Océan: quand les éléphants de mer tweetent au service de la science
Le 8 juin 2015, on célèbre la journée mondiale de l’océan. L’occasion d’un zoom sur le travail accompli par les phoques dans les études sur la vitesse du réchauffement des mers et sur la fonte des calottes glaciaires de l’Antarctique et du Groenland.
A l’origine de ce projet, un consortium international regroupant dix pays (Afrique du Sud, Allemagne, Australie, Brésil, Canada, Chine, Etats-Unis, France, Grande-Bretagne, Norvège) qui, depuis le 1er juin 2015, propose un portail internet baptisé MEOP (Marine Mammals Exploring the Oceans Pole-to-Pole traduit par «Les mammifères marins explorent les océans d'un pôle à l'autre» ) sur lequel toutes les données transmises par les phoques et les éléphants de mer, contrôlées et validées, sont facilement accessibles et utilisables par les scientifiques du monde entier.
Depuis 2004, 330.000 profils environnementaux ont été fournis par les animaux.

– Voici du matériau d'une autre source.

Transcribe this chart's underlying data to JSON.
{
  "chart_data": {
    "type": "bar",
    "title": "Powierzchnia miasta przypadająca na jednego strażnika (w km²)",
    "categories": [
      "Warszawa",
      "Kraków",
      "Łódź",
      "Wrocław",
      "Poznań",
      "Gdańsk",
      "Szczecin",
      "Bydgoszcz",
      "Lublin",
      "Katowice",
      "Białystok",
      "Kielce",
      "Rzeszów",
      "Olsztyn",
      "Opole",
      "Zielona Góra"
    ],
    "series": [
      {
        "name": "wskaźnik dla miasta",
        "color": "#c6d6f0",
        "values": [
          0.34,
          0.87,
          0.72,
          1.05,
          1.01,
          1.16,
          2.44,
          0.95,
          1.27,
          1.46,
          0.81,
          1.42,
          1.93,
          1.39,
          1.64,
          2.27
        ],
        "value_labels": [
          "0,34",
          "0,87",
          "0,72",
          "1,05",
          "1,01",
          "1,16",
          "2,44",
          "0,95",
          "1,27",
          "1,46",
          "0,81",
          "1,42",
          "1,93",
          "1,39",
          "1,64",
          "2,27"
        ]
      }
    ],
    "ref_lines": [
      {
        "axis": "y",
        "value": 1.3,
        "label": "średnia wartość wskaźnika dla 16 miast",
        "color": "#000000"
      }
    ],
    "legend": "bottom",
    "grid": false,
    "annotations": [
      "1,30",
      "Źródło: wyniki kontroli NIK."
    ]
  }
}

Certaines des espèces étudiées – notamment les éléphants de mer – se déplacent sur des milliers de kilomètres tout en plongeant continuellement et profondément, jusqu’à 2000 mètres. Chaque plongée d’un mammifère équipé met à disposition des données inégalables par les moyens classiques (navires océanographiques, bouées Argos, satellites).
«Il s'agit de données océanographiques uniques qu’aucune autre source ne peut nous fournir, explique à Géopolis, Christophe Guinet, directeur de recherche au CNRS spécialisé dans l’écologie des mammifères marins, en particulier en automne et en hiver en zone de banquise inaccessible». Les satellites, par exemple, mesurent l’étendue de la glace mais pas son épaisseur. Le phoque, lui, transmet en temps réel des renseignements sur le processus de formation de la banquise, le taux de salinité et, bien sûr, la température.
«Les informations qui nous sont envoyées nous donnent des détails sur l’environnement immédiat du phoque. C’est comme s’ils tweetaient !», se réjouit Lars Boehme, un enseignant de l’université écossaise de St Andrews où ont été développés les capteurs installés sur le front des mammifères marins.
Les instruments fonctionnent grâce à une batterie progammée pour durer des mois. Chaque fois que l’animal remonte en surface, sa balise envoie par satellite les données récoltées in situ. Un tableau complet en 28 points qui, outre le taux de salinité et la température, présente aussi, entre autres, le niveau d’oxygène contenu dans l’eau ainsi que sa teneur en chlorophylle. Des données qui permettent d’établir les niveaux de dioxyde de carbone contenu dans les océans et d’étudier le phénomène de leur acidification.
Les capteurs pèsent environ 500 g et sont posés sur la tête des animaux, sans opération chirurgicale. A la mue des mammifères, chaque mois de janvier, ils tombent d’eux-mêmes. Aux îles Kerguelen, archipel du sud de l'océan Indien, où œuvre l’équipe française emmenée par Christophe Guinet, c’est le moment de récupérer les balises qui contiennent des données supplémentaires riches d’enseignement. Certains des éléphants de mer mâles auront parcouru 4.000 km aller-retour jusqu’à l’Antarctique permettant « une vision globale » de la situation, note le chercheur.
«Ils sont chez eux dans l'Antarctique. Ils profitent des failles dans la glace pour se déplacer partout. Aucun recoin ne leur échappe. Avec leur capteur, ils nous informent aussi sur la quantité de nourriture disponible. On sait aujourd'hui avec certitude qu'il y en a moins, ce qui oblige les phoques à plonger plus longtemps», complète Christophe Guinet.
L’océan Austral est le principal réservoir de froid de notre planète. Suivre de près son évolution, sachant que la température de l’océan mondial a grimpé d’un demi degré en vingt ans, est un atout de taille dans l’inévitable processus d’adaptation au réchauffement qui nous attend.